Müze, Milet Antik Kenti içerisinde yer alıyor.  Bilimsel ve görsel olarak örnek bir müze. M.Ö. 20-15 yy Minos Dönemi mutfağı ve Apollon Tapınağı adak eşyalar, Priene bölümünde ise çeşitli dönemlere ait süs eşyaları, cam koku şişeleri, bronz eşyalar ve figürler, pişmiş toprak eşyalar ve sikkeler sergileniyor. Defne çelenkli Apollon başı Milet sikkelerinde de kullanılmış. Her müzede olduğu gibi Müze kart olanlar için giriş ücretsiz. Müzekartsız olanlar 18 TL giriş ücreti ödüyor. Öğretmenler, basın kartı olanlar ve 65 yaş üzeri Türk vatandaşları için de girişler ücretsiz. 

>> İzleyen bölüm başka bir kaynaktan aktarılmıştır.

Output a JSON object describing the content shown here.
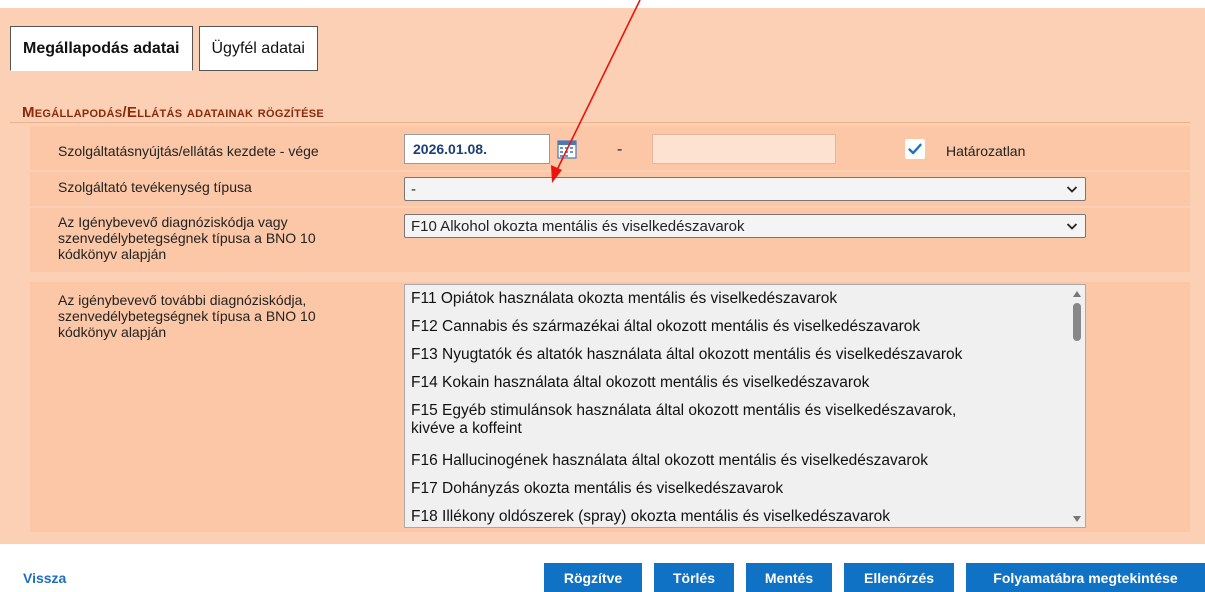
{
  "tabs": [
    {
      "label": "Megállapodás adatai",
      "active": true
    },
    {
      "label": "Ügyfél adatai",
      "active": false
    }
  ],
  "section": {
    "title": "Megállapodás/Ellátás adatainak rögzítése"
  },
  "form": {
    "service_period": {
      "label": "Szolgáltatásnyújtás/ellátás kezdete - vége",
      "start_value": "2026.01.08.",
      "separator": "-",
      "end_value": "",
      "indefinite_label": "Határozatlan",
      "indefinite_checked": true
    },
    "activity_type": {
      "label": "Szolgáltató tevékenység típusa",
      "selected": "-"
    },
    "diagnosis_code": {
      "label_lines": [
        "Az Igénybevevő diagnóziskódja vagy",
        "szenvedélybetegségnek típusa a BNO 10",
        "kódkönyv alapján"
      ],
      "selected": "F10 Alkohol okozta mentális és viselkedészavarok"
    },
    "additional_diagnosis": {
      "label_lines": [
        "Az igénybevevő további diagnóziskódja,",
        "szenvedélybetegségnek típusa a BNO 10",
        "kódkönyv alapján"
      ],
      "options": [
        [
          "F11 Opiátok használata okozta mentális és viselkedészavarok"
        ],
        [
          "F12 Cannabis és származékai által okozott mentális és viselkedészavarok"
        ],
        [
          "F13 Nyugtatók és altatók használata által okozott mentális és viselkedészavarok"
        ],
        [
          "F14 Kokain használata által okozott mentális és viselkedészavarok"
        ],
        [
          "F15 Egyéb stimulánsok használata által okozott mentális és viselkedészavarok,",
          "kivéve a koffeint"
        ],
        [
          "F16 Hallucinogének használata által okozott mentális és viselkedészavarok"
        ],
        [
          "F17 Dohányzás okozta mentális és viselkedészavarok"
        ],
        [
          "F18 Illékony oldószerek (spray) okozta mentális és viselkedészavarok"
        ]
      ]
    }
  },
  "footer": {
    "back_link": "Vissza",
    "buttons": [
      "Rögzítve",
      "Törlés",
      "Mentés",
      "Ellenőrzés",
      "Folyamatábra megtekintése"
    ]
  },
  "colors": {
    "panel": "#fbd0b5",
    "section_title": "#8b2a0a",
    "button": "#1072c4",
    "link": "#1d6fc4",
    "annotation_arrow": "#e8140e"
  },
  "icons": [
    "calendar-icon",
    "checkmark-icon",
    "chevron-down-icon"
  ]
}
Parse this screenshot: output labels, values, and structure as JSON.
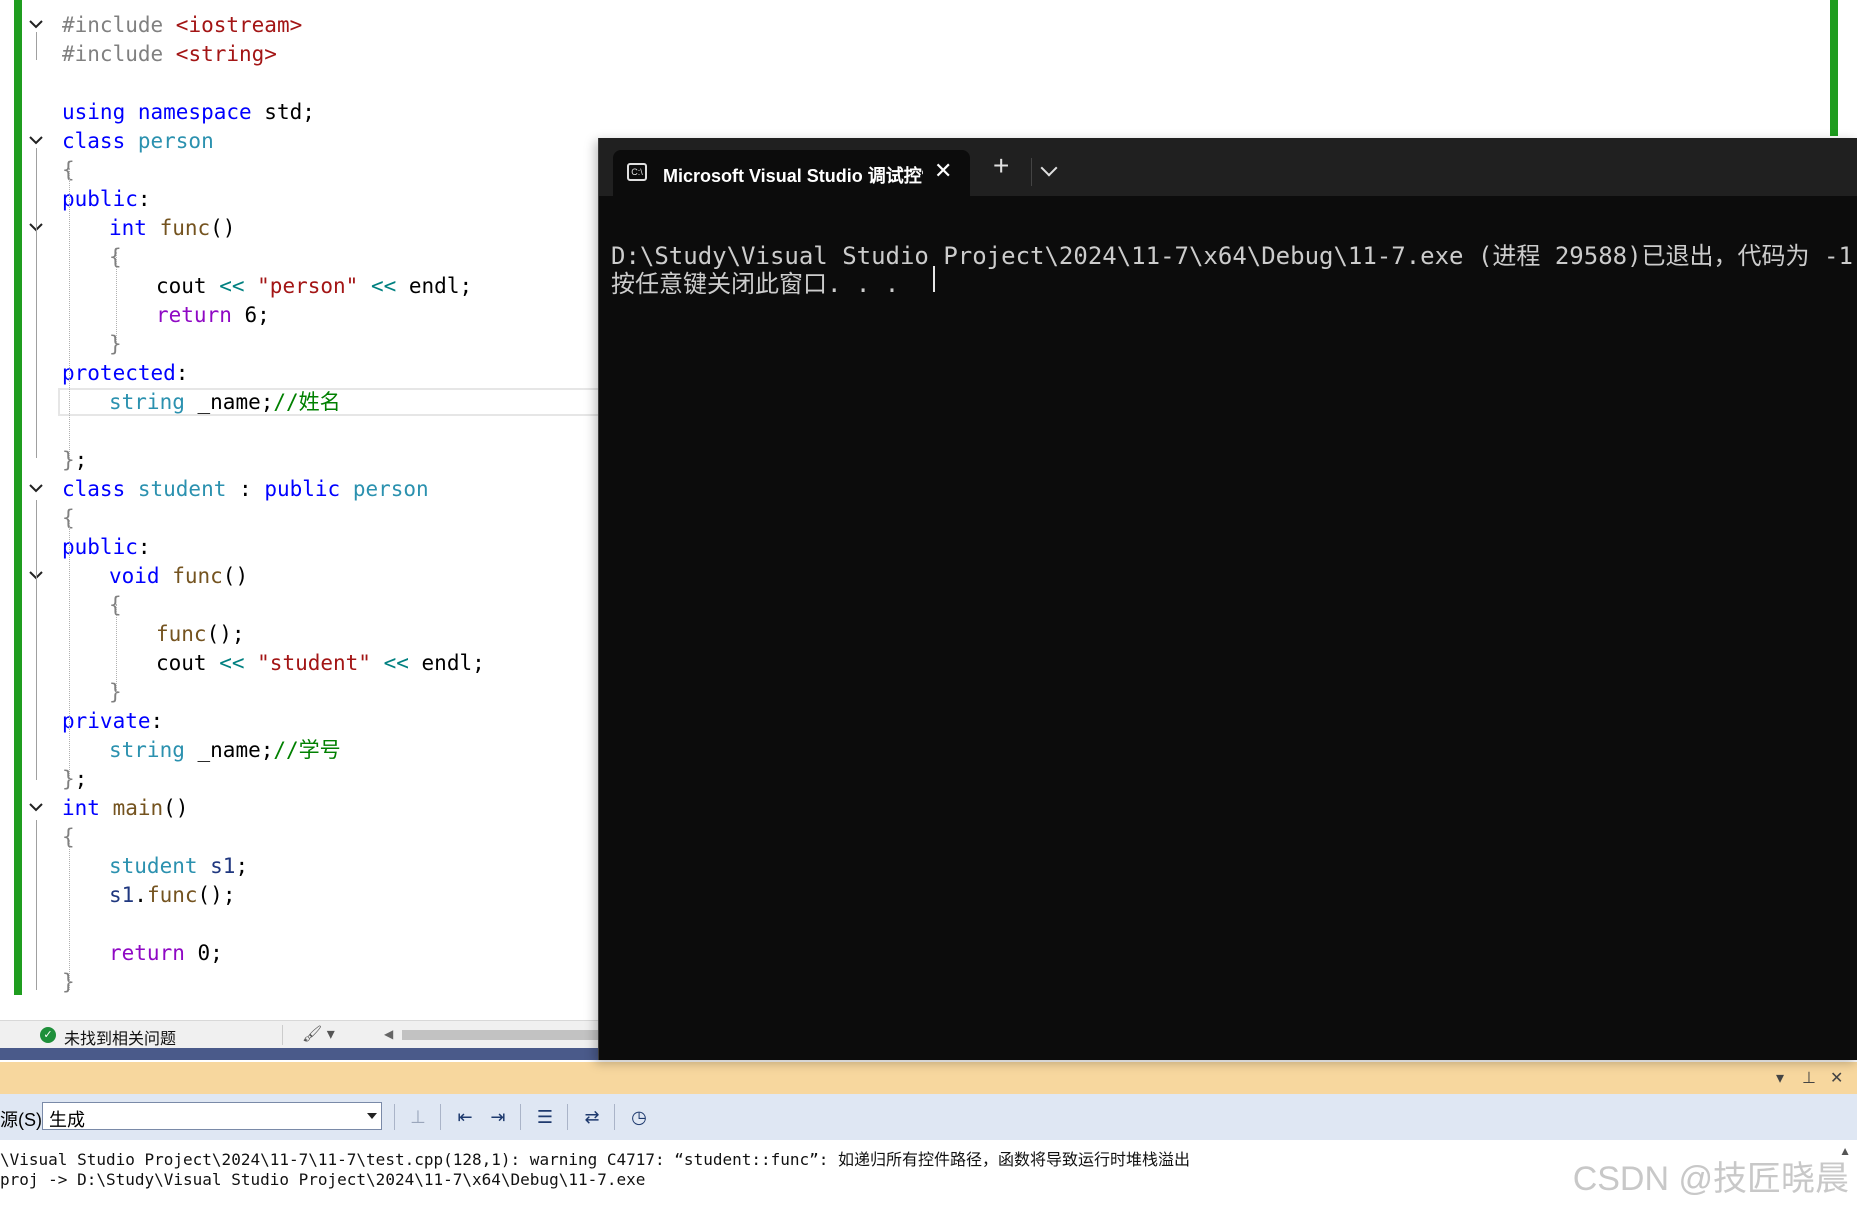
{
  "editor": {
    "lines": [
      {
        "fold": true,
        "indent": 0,
        "tokens": [
          [
            "pp",
            "#include "
          ],
          [
            "inc",
            "<iostream>"
          ]
        ]
      },
      {
        "fold": false,
        "indent": 0,
        "tokens": [
          [
            "pp",
            "#include "
          ],
          [
            "inc",
            "<string>"
          ]
        ]
      },
      {
        "fold": false,
        "indent": 0,
        "tokens": []
      },
      {
        "fold": false,
        "indent": 0,
        "tokens": [
          [
            "kw",
            "using "
          ],
          [
            "kw",
            "namespace "
          ],
          [
            "plain",
            "std;"
          ]
        ]
      },
      {
        "fold": true,
        "indent": 0,
        "tokens": [
          [
            "kw",
            "class "
          ],
          [
            "type",
            "person"
          ]
        ]
      },
      {
        "fold": false,
        "indent": 0,
        "tokens": [
          [
            "brace",
            "{"
          ]
        ]
      },
      {
        "fold": false,
        "indent": 0,
        "tokens": [
          [
            "kw",
            "public"
          ],
          [
            "plain",
            ":"
          ]
        ]
      },
      {
        "fold": true,
        "indent": 1,
        "tokens": [
          [
            "kw",
            "int "
          ],
          [
            "fn",
            "func"
          ],
          [
            "plain",
            "()"
          ]
        ]
      },
      {
        "fold": false,
        "indent": 1,
        "tokens": [
          [
            "brace",
            "{"
          ]
        ]
      },
      {
        "fold": false,
        "indent": 2,
        "tokens": [
          [
            "plain",
            "cout "
          ],
          [
            "op",
            "<< "
          ],
          [
            "str",
            "\"person\" "
          ],
          [
            "op",
            "<< "
          ],
          [
            "plain",
            "endl;"
          ]
        ]
      },
      {
        "fold": false,
        "indent": 2,
        "tokens": [
          [
            "kw2",
            "return "
          ],
          [
            "plain",
            "6;"
          ]
        ]
      },
      {
        "fold": false,
        "indent": 1,
        "tokens": [
          [
            "brace",
            "}"
          ]
        ]
      },
      {
        "fold": false,
        "indent": 0,
        "tokens": [
          [
            "kw",
            "protected"
          ],
          [
            "plain",
            ":"
          ]
        ]
      },
      {
        "fold": false,
        "indent": 1,
        "tokens": [
          [
            "type",
            "string "
          ],
          [
            "plain",
            "_name;"
          ],
          [
            "cmt",
            "//姓名"
          ]
        ]
      },
      {
        "fold": false,
        "indent": 0,
        "tokens": []
      },
      {
        "fold": false,
        "indent": 0,
        "tokens": [
          [
            "brace",
            "}"
          ],
          [
            "plain",
            ";"
          ]
        ]
      },
      {
        "fold": true,
        "indent": 0,
        "tokens": [
          [
            "kw",
            "class "
          ],
          [
            "type",
            "student "
          ],
          [
            "plain",
            ": "
          ],
          [
            "kw",
            "public "
          ],
          [
            "type",
            "person"
          ]
        ]
      },
      {
        "fold": false,
        "indent": 0,
        "tokens": [
          [
            "brace",
            "{"
          ]
        ]
      },
      {
        "fold": false,
        "indent": 0,
        "tokens": [
          [
            "kw",
            "public"
          ],
          [
            "plain",
            ":"
          ]
        ]
      },
      {
        "fold": true,
        "indent": 1,
        "tokens": [
          [
            "kw",
            "void "
          ],
          [
            "fn",
            "func"
          ],
          [
            "plain",
            "()"
          ]
        ]
      },
      {
        "fold": false,
        "indent": 1,
        "tokens": [
          [
            "brace",
            "{"
          ]
        ]
      },
      {
        "fold": false,
        "indent": 2,
        "tokens": [
          [
            "fn",
            "func"
          ],
          [
            "plain",
            "();"
          ]
        ]
      },
      {
        "fold": false,
        "indent": 2,
        "tokens": [
          [
            "plain",
            "cout "
          ],
          [
            "op",
            "<< "
          ],
          [
            "str",
            "\"student\" "
          ],
          [
            "op",
            "<< "
          ],
          [
            "plain",
            "endl;"
          ]
        ]
      },
      {
        "fold": false,
        "indent": 1,
        "tokens": [
          [
            "brace",
            "}"
          ]
        ]
      },
      {
        "fold": false,
        "indent": 0,
        "tokens": [
          [
            "kw",
            "private"
          ],
          [
            "plain",
            ":"
          ]
        ]
      },
      {
        "fold": false,
        "indent": 1,
        "tokens": [
          [
            "type",
            "string "
          ],
          [
            "plain",
            "_name;"
          ],
          [
            "cmt",
            "//学号"
          ]
        ]
      },
      {
        "fold": false,
        "indent": 0,
        "tokens": [
          [
            "brace",
            "}"
          ],
          [
            "plain",
            ";"
          ]
        ]
      },
      {
        "fold": true,
        "indent": 0,
        "tokens": [
          [
            "kw",
            "int "
          ],
          [
            "fn",
            "main"
          ],
          [
            "plain",
            "()"
          ]
        ]
      },
      {
        "fold": false,
        "indent": 0,
        "tokens": [
          [
            "brace",
            "{"
          ]
        ]
      },
      {
        "fold": false,
        "indent": 1,
        "tokens": [
          [
            "type",
            "student "
          ],
          [
            "var",
            "s1"
          ],
          [
            "plain",
            ";"
          ]
        ]
      },
      {
        "fold": false,
        "indent": 1,
        "tokens": [
          [
            "var",
            "s1"
          ],
          [
            "plain",
            "."
          ],
          [
            "fn",
            "func"
          ],
          [
            "plain",
            "();"
          ]
        ]
      },
      {
        "fold": false,
        "indent": 0,
        "tokens": []
      },
      {
        "fold": false,
        "indent": 1,
        "tokens": [
          [
            "kw2",
            "return "
          ],
          [
            "plain",
            "0;"
          ]
        ]
      },
      {
        "fold": false,
        "indent": 0,
        "tokens": [
          [
            "brace",
            "}"
          ]
        ]
      }
    ]
  },
  "editor_status": {
    "issues_text": "未找到相关问题"
  },
  "terminal": {
    "tab_title": "Microsoft Visual Studio 调试控制台",
    "lines": [
      "D:\\Study\\Visual Studio Project\\2024\\11-7\\x64\\Debug\\11-7.exe (进程 29588)已退出，代码为 -1",
      "按任意键关闭此窗口. . ."
    ]
  },
  "output": {
    "source_label": "源(S):",
    "source_value": "生成",
    "lines": [
      "\\Visual Studio Project\\2024\\11-7\\11-7\\test.cpp(128,1): warning C4717: “student::func”: 如递归所有控件路径，函数将导致运行时堆栈溢出",
      "proj -> D:\\Study\\Visual Studio Project\\2024\\11-7\\x64\\Debug\\11-7.exe"
    ]
  },
  "watermark": "CSDN @技匠晓晨"
}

Ekonomik Bir Tatil için Didim

Oldukça ekonomik, Türk aile yapısına uygun tatil cenneti olan Didim, Bodrum ve Kuşadası’na da çok yakın. Sağa sola bakıp çok fazla yeşil alan aramayın. Yollar geniş ve caddeler pırıl pırıl. Bisiklet yolu için çok uygun yolları var.  Her bütçeye göre konaklama ve eğlence imkanı var. Öğretmen evi yenilenmiş, konumu denize sıfır ve odalar çok temiz. Polis Kampı ise ayrı bir güzellikte. Aradığınız her şeyi bulabileceğiniz “Mavi Şehir Pazarı” her daim açık. Dikkatimi çeken bir durum da öğleden sonra sahil, tam olarak müzik sesinin nereden geldiğini bilemediğim bir halay havasının gürültüsü altında olması. Saat 12.00 gibi elinde yiyecek, içecek, sandalye, şemsiye ile merkezden Altınkum sahiline akın eden insanları görebilirsiniz.  Eğer siz de oradaysanız binlerce insanla birlikte denize girmenin güzelliğini yaşarsınız. En önemli özelliği de oldukça fazla türkü bar olması. Akşamları Yalı Caddesi'nde ışık oyunlarının yansıdığı gökyüzü altında sevdiklerinizle yürüyün. Tekne turları ise ya gündüz ya da dolunayda keyifli oluyor. Balıklar ile birlikte yüzebileceğiniz bakir koyları daha fazla bekletmeyin derim.